What’s Next For Real Estate In Amazon’s HQ2 Cities?

Real Estate Property Investors Eye Amazon's HQ2

Build it and they will come — in this case, times two. Apologies for the cliché (some of us miss baseball already), but that’s the story with Amazon and its split decision Tuesday (Nov. 13) on its new headquarters.

The Seattle-based eCommerce operator and cloud computing provider decided to build in both Crystal City, an urban area in North Virginia near Washington, D.C., and in Long Island City, a neighborhood in Queens, New York City. As one can imagine, and as PYMNTS reported, the Amazon move comes with significant incentives.

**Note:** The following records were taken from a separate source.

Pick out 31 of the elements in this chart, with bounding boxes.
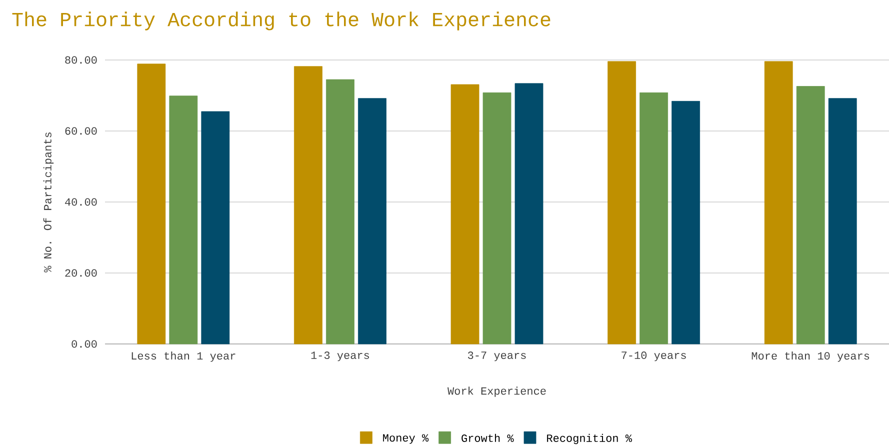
y-axis-title: % No. Of Participants: [43, 132, 54, 272]
legend-label: Growth %: [462, 434, 514, 442]
chart-title: The Priority According to the Work Experience: [12, 12, 550, 30]
x-tick-label: Less than 1 year: [132, 352, 236, 362]
x-tick-label: 3-7 years: [468, 352, 526, 362]
x-tick-label: 1-3 years: [311, 352, 369, 362]
bar: [450, 84, 480, 344]
bar: [796, 86, 825, 344]
x-tick-label: 7-10 years: [622, 352, 686, 362]
bar: [640, 92, 668, 344]
y-tick-label: 0.00: [72, 340, 97, 348]
bar: [482, 92, 512, 344]
x-axis-title: Work Experience: [447, 386, 546, 397]
bar: [514, 83, 544, 344]
legend-label: Money %: [383, 434, 429, 444]
legend-label: Recognition %: [547, 434, 632, 444]
bar: [828, 98, 857, 344]
bar: [608, 61, 636, 344]
bar: [326, 79, 354, 344]
bar: [358, 98, 386, 344]
y-tick-label: 60.00: [65, 127, 97, 135]
y-tick-label: 80.00: [65, 56, 97, 64]
y-tick-label: 40.00: [65, 198, 97, 206]
y-tick-label: 20.00: [65, 269, 97, 277]
x-tick-label: More than 10 years: [752, 352, 870, 362]
bar: [137, 64, 166, 344]
bar: [294, 66, 322, 344]
bar: [201, 111, 230, 344]
bar: [169, 96, 198, 344]
bar: [764, 61, 793, 344]
bar: [672, 100, 700, 344]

Nothing Amazon does exists in a vacuum, of course, and that applies to real estate.

According to Redfin, its “agents in both regions are reporting a noticeable jump in calls, emails and tour requests from prospective homebuyers interested in homes in these neighborhoods.” Redfin also said that “online views of homes currently for sale in Crystal City and Long Island City on Redfin.com have skyrocketed. In the week ending on Nov. 11, views of homes for sale in Long Island City were up 1,049 percent compared to the same period a year ago. Views of listings in Crystal City were up 217 percent year over year.”

Amazon Jobs

That data, of course, supports the idea — one that helps make those incentives for Amazon possible politically — that landing such a big firm will bring wider benefits over a general geographical area. The idea, though, is not only that Amazon will create thousands of well-paying jobs.

In New York City, Amazon’s $1.2 billion refundable tax credit is reportedly based on the “percentage of salaries Amazon expects to pay employees over the next decade, or $48K per job for 25K jobs.” In addition, jobs will be created in coffee shops, restaurants, retail stores and with various service providers to support Amazon workers, of course.

“I believe there is a lot of interest from investors who want a property they can rent out to a future Amazon employee, or possibly use for corporate housing,” said Redfin Agent Mara Gemond, who has a two-bedroom condo listed in Crystal City with a view of D.C. “Investors are betting that prices will rise quickly, and they’ll be able to rent or sell for a nice profit once Amazon comes to town.”

The Amazon effect, as it’s often called, has also had an impact on some of those 200 locations that failed to land the split headquarters. Before Tuesday’s announcement on the two new headquarter locations, candidate cities Cincinnati, Ohio and Sacramento, California were reportedly changing workforce development programs to grow talent in the technology realm.

Citi Reaction

Apparently, the Amazon effect can work in the opposite direction as well, according to a CNBC report. Citigroup will move “more than 1,000 employees out of its Queens office tower to accommodate the eCommerce giant.”

The financial institution (FI) had been undergoing staff consolidation in New York City before the Amazon headquarters announcement, with some staff moving to Manhattan. The bank had “already planned a move out of the Queens location, but has accelerated the plan. On Tuesday, the banking giant said it would move 1,100 workers from its tower in Long Island City to other locations in the first half of next year ‘to make room for Amazon.’”

Alexa Apology

Meanwhile, in at least one city that Amazon turned down (Chicago), creative marketing types exacted a bit of benign revenge on the company via its own technology.

According to a local news report from that city (which has better hot dogs and pizza than New York City in any case, according to a Tuesday evening poll of a PYMNTS writer who used to live in the capital of the Midwest), an ad agency used the ‘Please Apologize’ skill on Alexa to make it give a “lighthearted explanation as to why Chicago wasn’t chosen for Amazon’s second headquarters.”

The message goes like this: “Sorry about the HQ2 rejection. But if it’s any consolation, you were the second city we chose. Get it? It’s funny because one of your nicknames is the Second City, and that’s also the name of the comedy institution in your city.”

(Try the veal and please tip your waiter.)

That, of course, is not an official apology from Amazon, though it shows how much interest the company’s headquarter selection had attracted, how dramatic and suspenseful it seemed at times. It was no “Who Shot J.R.?” or, for people who are less advanced in age, no Ross-Emily-Rachel love triangle wedding thing. However, the economic stakes of the Amazon decision were of a much higher magnitude than a hit TV show — and will continue to be so.